Saturday, May 19, 2012

Towards proactive enterprise intelligence by Gregoris Mentzas



I came across a recent presentation given by Gregoris Mentzis (from NTUA, Greece) entitled "towards proactive enterprise intelligence".  In this presentation Gregoris discusses some research challenges.

The capabilities of proactive enterprise intelligence are defined in slide 21 and seem similar to our definition (I also recognized the pictures).  I'll write more about the two patterns expressed in this slide. 

Reading this presentation is recommended.
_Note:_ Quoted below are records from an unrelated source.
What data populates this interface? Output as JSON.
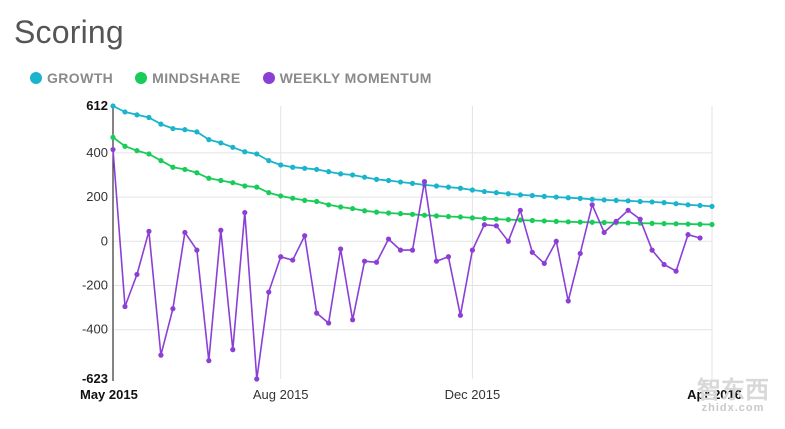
{
  "page": {
    "title": "Scoring"
  },
  "legend": [
    {
      "label": "GROWTH",
      "color": "#1ab4cc"
    },
    {
      "label": "MINDSHARE",
      "color": "#19cc5a"
    },
    {
      "label": "WEEKLY MOMENTUM",
      "color": "#8b3fd6"
    }
  ],
  "watermark": {
    "top": "智东西",
    "bottom": "zhidx.com"
  },
  "chart_data": {
    "type": "line",
    "title": "Scoring",
    "xlabel": "",
    "ylabel": "",
    "x_ticks": [
      "May 2015",
      "Aug 2015",
      "Dec 2015",
      "Apr 2016"
    ],
    "x_tick_weeks": [
      0,
      14,
      30,
      50
    ],
    "y_ticks": [
      612,
      400,
      200,
      0,
      -200,
      -400,
      -623
    ],
    "ylim": [
      -623,
      612
    ],
    "grid": true,
    "legend_position": "top-left",
    "series": [
      {
        "name": "GROWTH",
        "color": "#1ab4cc",
        "values": [
          612,
          585,
          572,
          560,
          530,
          510,
          505,
          495,
          460,
          445,
          425,
          405,
          395,
          365,
          345,
          335,
          330,
          325,
          315,
          305,
          300,
          290,
          280,
          275,
          268,
          262,
          255,
          250,
          245,
          240,
          232,
          225,
          220,
          215,
          210,
          207,
          203,
          200,
          197,
          194,
          190,
          187,
          185,
          183,
          180,
          178,
          175,
          170,
          165,
          162,
          158
        ]
      },
      {
        "name": "MINDSHARE",
        "color": "#19cc5a",
        "values": [
          470,
          430,
          410,
          395,
          365,
          335,
          325,
          310,
          285,
          275,
          265,
          250,
          245,
          220,
          205,
          195,
          185,
          180,
          165,
          155,
          148,
          138,
          132,
          128,
          125,
          122,
          118,
          115,
          112,
          110,
          106,
          103,
          100,
          98,
          96,
          94,
          92,
          90,
          88,
          87,
          86,
          85,
          84,
          83,
          82,
          81,
          80,
          79,
          78,
          77,
          76
        ]
      },
      {
        "name": "WEEKLY MOMENTUM",
        "color": "#8b3fd6",
        "values": [
          415,
          -295,
          -150,
          45,
          -515,
          -305,
          40,
          -40,
          -540,
          50,
          -490,
          130,
          -623,
          -230,
          -70,
          -85,
          25,
          -325,
          -370,
          -35,
          -355,
          -90,
          -95,
          10,
          -40,
          -40,
          270,
          -90,
          -70,
          -335,
          -40,
          75,
          70,
          0,
          140,
          -50,
          -100,
          0,
          -270,
          -55,
          165,
          40,
          90,
          140,
          100,
          -40,
          -105,
          -135,
          30,
          15
        ]
      }
    ]
  }
}
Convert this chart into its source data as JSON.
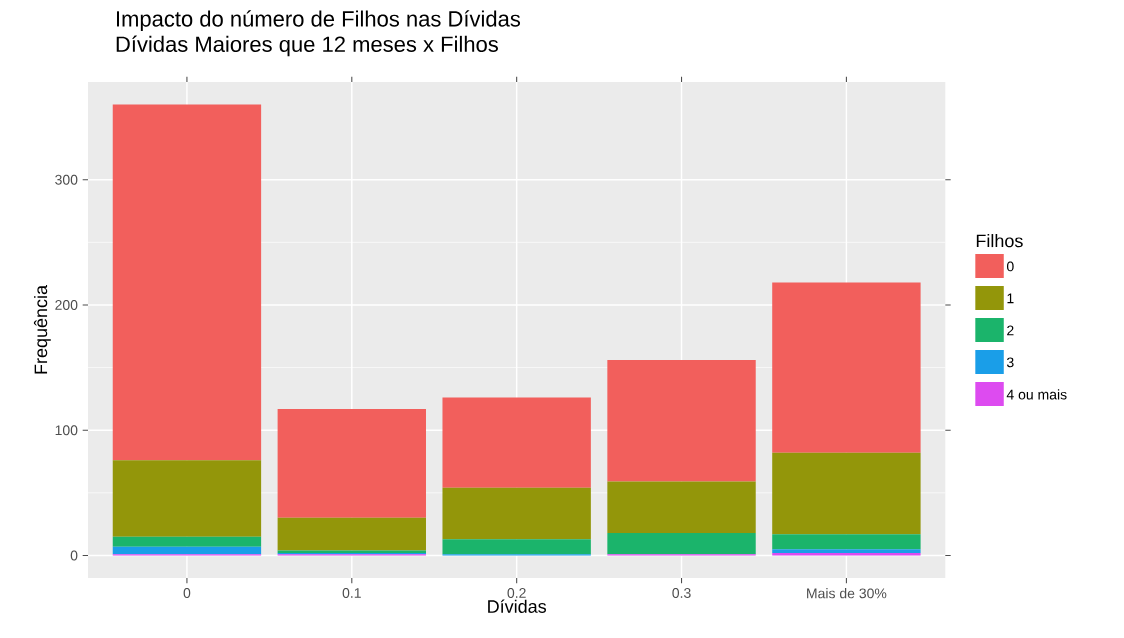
{
  "chart_data": {
    "type": "bar",
    "title": "Impacto do número de Filhos nas Dívidas",
    "subtitle": "Dívidas Maiores que 12 meses x Filhos",
    "xlabel": "Dívidas",
    "ylabel": "Frequência",
    "legend_title": "Filhos",
    "categories": [
      "0",
      "0.1",
      "0.2",
      "0.3",
      "Mais de 30%"
    ],
    "stacked": true,
    "series": [
      {
        "name": "4 ou mais",
        "color": "#dd4bf0",
        "values": [
          1,
          1,
          0,
          1,
          2
        ]
      },
      {
        "name": "3",
        "color": "#1a9ee8",
        "values": [
          6,
          1,
          1,
          0,
          3
        ]
      },
      {
        "name": "2",
        "color": "#1bb46b",
        "values": [
          8,
          2,
          12,
          17,
          12
        ]
      },
      {
        "name": "1",
        "color": "#93960a",
        "values": [
          61,
          26,
          41,
          41,
          65
        ]
      },
      {
        "name": "0",
        "color": "#f25f5c",
        "values": [
          284,
          87,
          72,
          97,
          136
        ]
      }
    ],
    "ylim": [
      -18,
      378
    ],
    "yticks": [
      0,
      100,
      200,
      300
    ],
    "grid": true,
    "legend": "right"
  }
}
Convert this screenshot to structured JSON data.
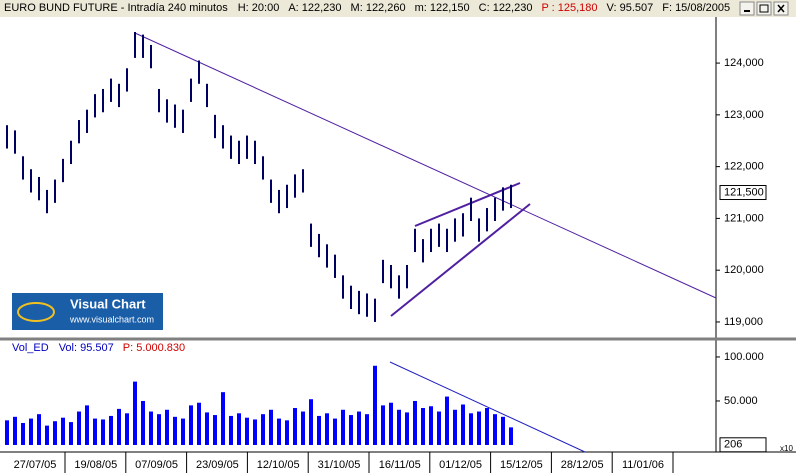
{
  "logo": {
    "name": "Visual Chart",
    "url": "www.visualchart.com"
  },
  "chart_data": [
    {
      "type": "range-bar",
      "title": "EURO BUND FUTURE - Intradía 240 minutos",
      "info": [
        {
          "text": "H: 20:00",
          "color": "#000000"
        },
        {
          "text": "A: 122,230",
          "color": "#000000"
        },
        {
          "text": "M: 122,260",
          "color": "#000000"
        },
        {
          "text": "m: 122,150",
          "color": "#000000"
        },
        {
          "text": "C: 122,230",
          "color": "#000000"
        },
        {
          "text": "P : 125,180",
          "color": "#d00000"
        },
        {
          "text": "V: 95.507",
          "color": "#000000"
        },
        {
          "text": "F: 15/08/2005",
          "color": "#000000"
        }
      ],
      "color": "#000060",
      "high": [
        122.8,
        122.7,
        122.2,
        121.95,
        121.8,
        121.55,
        121.75,
        122.15,
        122.5,
        122.9,
        123.1,
        123.4,
        123.5,
        123.7,
        123.6,
        123.9,
        124.6,
        124.55,
        124.35,
        123.5,
        123.3,
        123.2,
        123.1,
        123.7,
        124.05,
        123.6,
        123.0,
        122.8,
        122.6,
        122.5,
        122.6,
        122.5,
        122.2,
        121.75,
        121.55,
        121.65,
        121.85,
        121.95,
        120.9,
        120.7,
        120.5,
        120.3,
        119.9,
        119.7,
        119.6,
        119.55,
        119.45,
        120.2,
        120.1,
        119.9,
        120.1,
        120.8,
        120.6,
        120.8,
        120.9,
        120.8,
        121.0,
        121.1,
        121.4,
        121.0,
        121.2,
        121.4,
        121.6,
        121.65
      ],
      "low": [
        122.35,
        122.25,
        121.75,
        121.5,
        121.35,
        121.1,
        121.3,
        121.7,
        122.05,
        122.45,
        122.65,
        122.95,
        123.05,
        123.25,
        123.15,
        123.45,
        124.1,
        124.1,
        123.9,
        123.05,
        122.85,
        122.75,
        122.65,
        123.25,
        123.6,
        123.15,
        122.55,
        122.35,
        122.15,
        122.05,
        122.15,
        122.05,
        121.75,
        121.3,
        121.1,
        121.2,
        121.4,
        121.5,
        120.45,
        120.25,
        120.05,
        119.85,
        119.45,
        119.25,
        119.15,
        119.1,
        119.0,
        119.75,
        119.65,
        119.45,
        119.65,
        120.35,
        120.15,
        120.35,
        120.45,
        120.35,
        120.55,
        120.65,
        120.95,
        120.55,
        120.75,
        120.95,
        121.15,
        121.2
      ],
      "ylim": [
        118.69,
        124.89
      ],
      "yticks": [
        {
          "value": 119,
          "label": "119,000"
        },
        {
          "value": 120,
          "label": "120,000"
        },
        {
          "value": 121,
          "label": "121,000"
        },
        {
          "value": 122,
          "label": "122,000"
        },
        {
          "value": 123,
          "label": "123,000"
        },
        {
          "value": 124,
          "label": "124,000"
        }
      ],
      "last": {
        "value": 121.5,
        "label": "121,500"
      }
    },
    {
      "type": "bar",
      "title": "Vol_ED",
      "info": [
        {
          "text": "Vol: 95.507",
          "color": "#0000c0"
        },
        {
          "text": "P: 5.000.830",
          "color": "#d00000"
        }
      ],
      "color": "#0000ff",
      "values": [
        28000,
        32000,
        25000,
        30000,
        35000,
        22000,
        27000,
        31000,
        26000,
        38000,
        45000,
        30000,
        29000,
        33000,
        41000,
        36000,
        72000,
        50000,
        38000,
        35000,
        40000,
        32000,
        30000,
        45000,
        48000,
        37000,
        34000,
        60000,
        33000,
        36000,
        31000,
        29000,
        35000,
        40000,
        30000,
        28000,
        42000,
        38000,
        52000,
        33000,
        36000,
        30000,
        40000,
        34000,
        38000,
        35000,
        90000,
        45000,
        48000,
        40000,
        37000,
        50000,
        42000,
        44000,
        38000,
        55000,
        40000,
        46000,
        36000,
        38000,
        42000,
        35000,
        32000,
        20000
      ],
      "ylim": [
        -5700,
        117000
      ],
      "yticks": [
        {
          "value": 100000,
          "label": "100.000"
        },
        {
          "value": 50000,
          "label": "50.000"
        }
      ],
      "last": {
        "value": 206,
        "label": "206"
      },
      "scale_note": "x10",
      "x_labels": [
        "27/07/05",
        "19/08/05",
        "07/09/05",
        "23/09/05",
        "12/10/05",
        "31/10/05",
        "16/11/05",
        "01/12/05",
        "15/12/05",
        "28/12/05",
        "11/01/06"
      ]
    }
  ]
}
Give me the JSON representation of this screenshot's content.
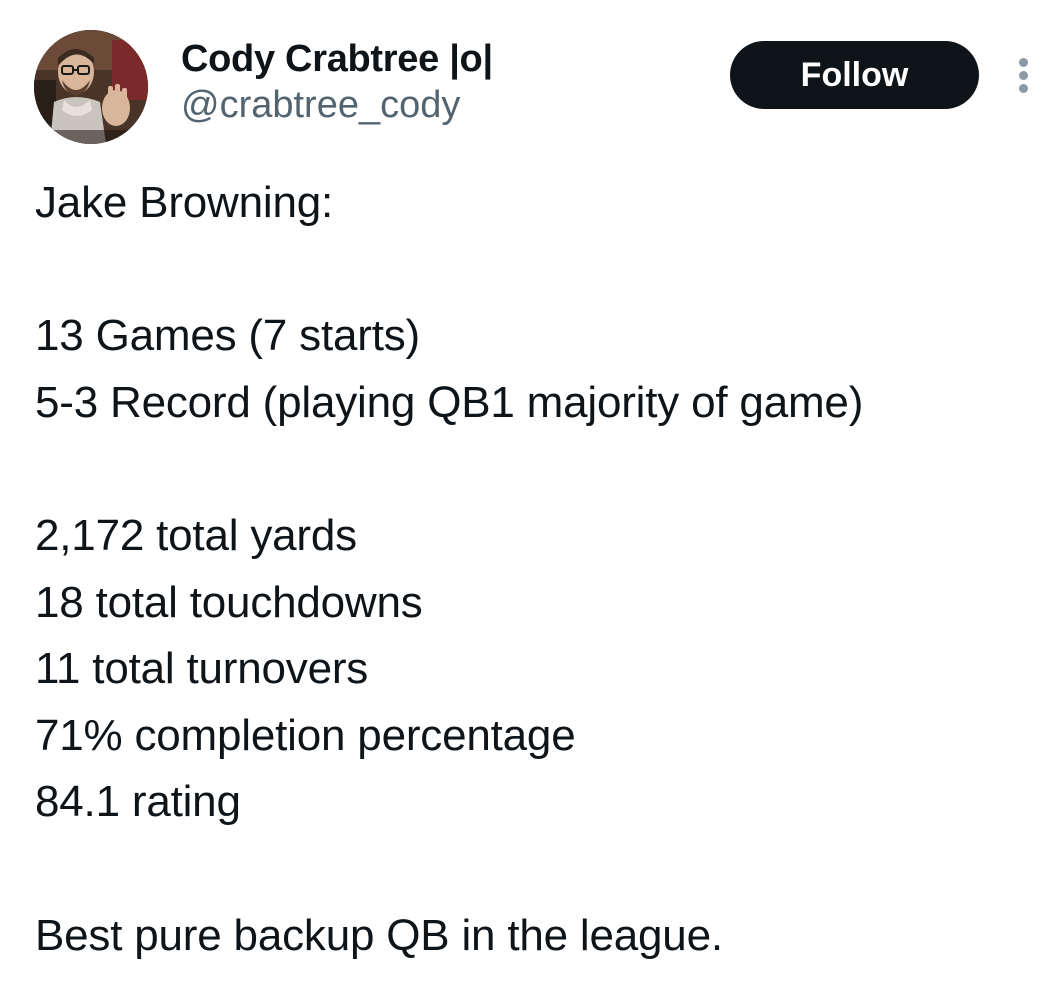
{
  "author": {
    "display_name": "Cody Crabtree |o|",
    "handle": "@crabtree_cody",
    "avatar_icon": "user-avatar"
  },
  "actions": {
    "follow_label": "Follow",
    "more_icon": "more-vertical-icon"
  },
  "tweet": {
    "heading": "Jake Browning:",
    "record_lines": [
      "13 Games (7 starts)",
      "5-3 Record (playing QB1 majority of game)"
    ],
    "stat_lines": [
      "2,172 total yards",
      "18 total touchdowns",
      "11 total turnovers",
      "71% completion percentage",
      "84.1 rating"
    ],
    "closing": "Best pure backup QB in the league."
  },
  "colors": {
    "text_primary": "#0f1419",
    "text_secondary": "#536471",
    "follow_bg": "#0f1419",
    "follow_text": "#ffffff",
    "more_dots": "#8b98a5"
  }
}
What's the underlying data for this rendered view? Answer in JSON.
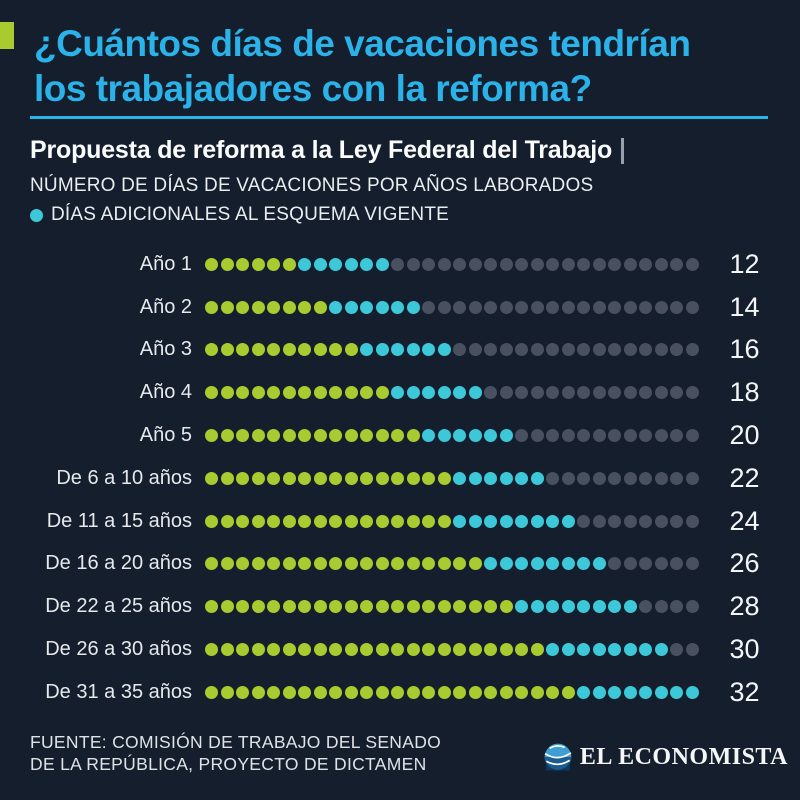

Enjoy! 

Monday, May 14, 2012

Driving while looking at the rear-view mirror



Typically I don't recommend commercial Blogs, but I'll make an exception this time, and cite Mark Palmer's post, since I like the metaphor he made, reflected in this picture.  According to Mark, analytics that refers to the past is like driving by only looking at the rear-view mirror,  which of course can show the road you have already passed.  Since typically we drive forward and not backward it should be more useful to look ahead than to look back.   In many cases the road is fixed, in the sense that the road forward looks exactly like the road backward, and then it might make sense to do it,  however, in other cases, like driving in real traffic and not in a bubble, the road ahead may contain surprises that are not evident from the previous parts of the road. 
The interesting thing is that even law latency event processing system are, in fact, looking at the past,  where the past is almost the present,  looking to the future is not a standard event processing feature.   

Sunday, May 13, 2012

On the city data management workshop in CIKM'12



I am one of the co-chairs of the "City Data Management 2012" workshop in CIKM'12 
The work on smart cities have been emerged in the last few years.  The data management aspect of smart cities is one of the major topics, due to the need to acquire significant amount of data, much of it streaming data, and perform monitoring, search, query and various analytics.  The workshop focuses on the several aspects of city data management.    The call for papers is now out,   the interesting part for me is the data monitoring part, which consists of the following points:
  • Complex Event Processing for Smarter Cities
  • Anomaly detection and prevention
  • Forecasting city events
  • Event-based optimization for adaptive city operations
  • City process monitoring

If you are in this area -- consider submission. Note that the conference will take place in Maui, Hawaii.